В Крыму, объятом гражданской войной, Волошин не остался вне событий. В апреле 1918 года он писал А. Оболенской «Всё Черное море теперь полно транспортами, на которых скитаются и бегут самые неожиданные племена, народы, расы. Всех судьба гонит преимущественно в Феодосию. Армяне - беженцы из Трапезунда, русские солдаты из Анатолии, армянские ударники с Кавказа, румынские большевики из Констанцы, остатки Сербского легиона из Одессы. Не Феодосия, а Карфаген времен мятежа наемников...» Действительно, с января 1918 года по ноябрь 1920 года в Крыму сменилось несколько правительств: краевое правительство караима Соломона Крыма, кадета, приверженца Антанты, было изгнано Красной армией, Красную армию, в свою очередь, вытеснили Добровольческие части, затем красные вернулись.
«Я не нейтрален, - писал Волошин 12 января 1924 года журналисту Б. Талю, - я гораздо хуже. Я рассматриваю буржуазию и пролетариат, белых и красных, как антиномические выявления одной сущности, гражданскую войну - как дружное сотрудничество в едином деле. Между противниками всегда провожу знак равенства...» До этого, в июне 1919 года, Волошин сообщал одному из своих друзей «Сейчас Крым, слава Богу, занимается Добровольческой армией. Эти три страшных месяца большевистской оккупации были отчасти смягчены тем, что на этот раз вся крымская интеллигенция, оставшаяся на местах, пошла в просветительные советские учреждения, послужила буфером между большевиками и спасла Крым от окончательного разгрома...» Впрочем, Волошин в каждом противнике пытался отыскать нечто человечное. «Мне было очень любопытно беседовать и иметь дело эти дни с красногвардейцами, - писал он Сабашниковой 13 января 1918 года, - местными большевиками и погромщиками.
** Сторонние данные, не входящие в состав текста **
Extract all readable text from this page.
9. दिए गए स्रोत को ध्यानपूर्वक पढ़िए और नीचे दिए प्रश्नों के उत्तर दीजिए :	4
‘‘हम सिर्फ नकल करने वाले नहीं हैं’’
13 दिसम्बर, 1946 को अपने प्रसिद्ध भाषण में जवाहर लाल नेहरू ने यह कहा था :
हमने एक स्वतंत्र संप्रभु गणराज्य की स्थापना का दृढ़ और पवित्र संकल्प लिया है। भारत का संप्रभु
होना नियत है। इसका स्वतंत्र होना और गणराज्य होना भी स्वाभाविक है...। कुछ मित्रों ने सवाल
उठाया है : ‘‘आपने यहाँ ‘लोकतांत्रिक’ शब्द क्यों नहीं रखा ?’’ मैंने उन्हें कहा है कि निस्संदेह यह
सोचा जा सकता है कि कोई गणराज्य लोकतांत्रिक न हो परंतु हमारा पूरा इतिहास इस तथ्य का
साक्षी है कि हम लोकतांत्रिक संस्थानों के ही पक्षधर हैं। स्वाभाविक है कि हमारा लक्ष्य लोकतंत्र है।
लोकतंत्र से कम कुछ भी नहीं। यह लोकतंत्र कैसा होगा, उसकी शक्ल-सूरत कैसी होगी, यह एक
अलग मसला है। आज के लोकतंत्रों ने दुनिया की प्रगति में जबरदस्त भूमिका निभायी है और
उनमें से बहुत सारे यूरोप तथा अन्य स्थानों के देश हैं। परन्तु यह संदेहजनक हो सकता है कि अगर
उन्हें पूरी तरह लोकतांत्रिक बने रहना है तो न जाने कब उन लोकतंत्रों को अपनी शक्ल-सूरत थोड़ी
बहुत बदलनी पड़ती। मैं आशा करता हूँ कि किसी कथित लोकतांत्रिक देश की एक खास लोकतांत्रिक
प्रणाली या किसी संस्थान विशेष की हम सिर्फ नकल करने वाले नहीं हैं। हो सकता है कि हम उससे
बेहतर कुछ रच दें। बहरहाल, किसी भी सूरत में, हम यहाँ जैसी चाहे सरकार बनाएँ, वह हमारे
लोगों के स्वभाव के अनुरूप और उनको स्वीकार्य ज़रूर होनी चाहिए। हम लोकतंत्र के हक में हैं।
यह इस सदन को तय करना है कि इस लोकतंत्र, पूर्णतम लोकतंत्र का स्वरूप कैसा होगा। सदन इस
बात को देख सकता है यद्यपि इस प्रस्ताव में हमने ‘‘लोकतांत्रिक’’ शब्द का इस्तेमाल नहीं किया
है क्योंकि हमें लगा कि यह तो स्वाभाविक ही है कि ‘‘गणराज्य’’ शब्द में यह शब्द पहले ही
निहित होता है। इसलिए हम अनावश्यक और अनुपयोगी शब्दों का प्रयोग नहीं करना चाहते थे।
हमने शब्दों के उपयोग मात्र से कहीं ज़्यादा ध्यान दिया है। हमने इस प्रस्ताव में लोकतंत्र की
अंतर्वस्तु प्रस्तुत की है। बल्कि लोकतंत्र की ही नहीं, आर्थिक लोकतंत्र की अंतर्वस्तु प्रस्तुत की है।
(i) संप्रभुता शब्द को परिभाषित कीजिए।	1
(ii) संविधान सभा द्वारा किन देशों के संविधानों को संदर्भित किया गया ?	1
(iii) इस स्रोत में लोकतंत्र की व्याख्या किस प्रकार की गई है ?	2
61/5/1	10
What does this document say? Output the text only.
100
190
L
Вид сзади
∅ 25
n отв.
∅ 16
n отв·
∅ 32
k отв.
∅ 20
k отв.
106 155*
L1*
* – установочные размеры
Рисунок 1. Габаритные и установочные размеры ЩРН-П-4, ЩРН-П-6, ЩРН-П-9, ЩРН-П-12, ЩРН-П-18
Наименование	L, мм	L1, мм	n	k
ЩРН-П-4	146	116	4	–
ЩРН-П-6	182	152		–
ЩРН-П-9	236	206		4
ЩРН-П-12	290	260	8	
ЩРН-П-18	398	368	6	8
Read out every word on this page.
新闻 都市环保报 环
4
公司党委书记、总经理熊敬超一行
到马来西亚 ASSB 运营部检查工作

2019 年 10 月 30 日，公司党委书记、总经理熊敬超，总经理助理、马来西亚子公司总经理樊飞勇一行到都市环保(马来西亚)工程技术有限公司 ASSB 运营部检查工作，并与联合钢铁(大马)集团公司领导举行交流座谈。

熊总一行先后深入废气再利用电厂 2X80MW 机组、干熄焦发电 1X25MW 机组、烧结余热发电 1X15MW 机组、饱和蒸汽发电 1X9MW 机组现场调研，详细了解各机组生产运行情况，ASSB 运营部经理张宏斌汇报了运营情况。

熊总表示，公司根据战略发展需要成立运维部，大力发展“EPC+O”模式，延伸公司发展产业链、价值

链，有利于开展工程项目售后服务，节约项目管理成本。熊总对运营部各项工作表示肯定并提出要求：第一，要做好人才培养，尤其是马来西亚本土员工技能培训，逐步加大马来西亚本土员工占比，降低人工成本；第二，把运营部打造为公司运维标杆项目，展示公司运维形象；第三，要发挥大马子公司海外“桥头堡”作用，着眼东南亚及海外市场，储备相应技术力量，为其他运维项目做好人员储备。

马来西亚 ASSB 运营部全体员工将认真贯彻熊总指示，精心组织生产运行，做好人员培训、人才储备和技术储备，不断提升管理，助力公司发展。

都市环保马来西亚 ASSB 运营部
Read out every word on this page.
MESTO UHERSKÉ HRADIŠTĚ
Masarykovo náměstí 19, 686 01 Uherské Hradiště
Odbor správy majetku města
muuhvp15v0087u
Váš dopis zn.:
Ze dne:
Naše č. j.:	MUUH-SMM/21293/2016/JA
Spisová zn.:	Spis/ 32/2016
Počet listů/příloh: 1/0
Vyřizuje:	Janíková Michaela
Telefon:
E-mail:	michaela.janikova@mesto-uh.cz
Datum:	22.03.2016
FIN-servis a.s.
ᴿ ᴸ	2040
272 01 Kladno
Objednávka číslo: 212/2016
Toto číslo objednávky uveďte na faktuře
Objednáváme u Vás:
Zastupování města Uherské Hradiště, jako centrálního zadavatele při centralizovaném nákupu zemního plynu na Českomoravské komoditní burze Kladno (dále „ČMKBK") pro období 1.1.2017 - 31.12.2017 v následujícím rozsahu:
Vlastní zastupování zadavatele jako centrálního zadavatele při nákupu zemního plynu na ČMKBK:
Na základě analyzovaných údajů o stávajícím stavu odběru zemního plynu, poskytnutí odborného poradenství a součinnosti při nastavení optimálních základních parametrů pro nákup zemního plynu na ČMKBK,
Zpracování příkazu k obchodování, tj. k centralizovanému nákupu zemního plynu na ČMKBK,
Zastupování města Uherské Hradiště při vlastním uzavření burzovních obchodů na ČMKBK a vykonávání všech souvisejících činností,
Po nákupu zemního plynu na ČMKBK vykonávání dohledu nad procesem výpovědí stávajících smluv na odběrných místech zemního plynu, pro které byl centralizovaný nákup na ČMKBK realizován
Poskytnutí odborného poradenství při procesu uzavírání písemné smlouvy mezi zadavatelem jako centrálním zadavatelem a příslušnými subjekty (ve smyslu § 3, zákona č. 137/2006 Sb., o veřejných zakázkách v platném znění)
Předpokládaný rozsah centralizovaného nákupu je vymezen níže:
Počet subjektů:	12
И, в общем, у меня осталось от них благоприятное впечатление. Первоисток всего нашего хаоса это беспредельная, совершенно детская доверчивость и такая же детская вера в возможность немедленного осуществления социалистического рая, а рядом с этим, как основной порок, очень примитивная жадность. Весело смотреть, как им приятно играть в революцию скакать, распоряжаться, спасать, карать, произносить обращения к народу, стрелять из ружей...» Он не без сожаления сообщает Оболенской «На днях узнал, что пятеро из моих «приятелей» красногвардейцев, что приезжали водворять большевистский строй в Коктебеле, расстреляны под Старым Крымом матросами за грабеж и убийства. А они мне обещали приехать позировать. Очень между ними хорош был «старшой» - залихватским юно-петушиным видом, с головой немного набок и набекрень, очень он хорошо в «народном собрании», прежде чем начать говорить, щелкал - точно бич развертывал - многосложным площадным ругательством...».
В эти смутные дни Волошин не участвует в борьбе. Он «стоит над схваткой», спасает от расправы беглецов, как белых, так и красных.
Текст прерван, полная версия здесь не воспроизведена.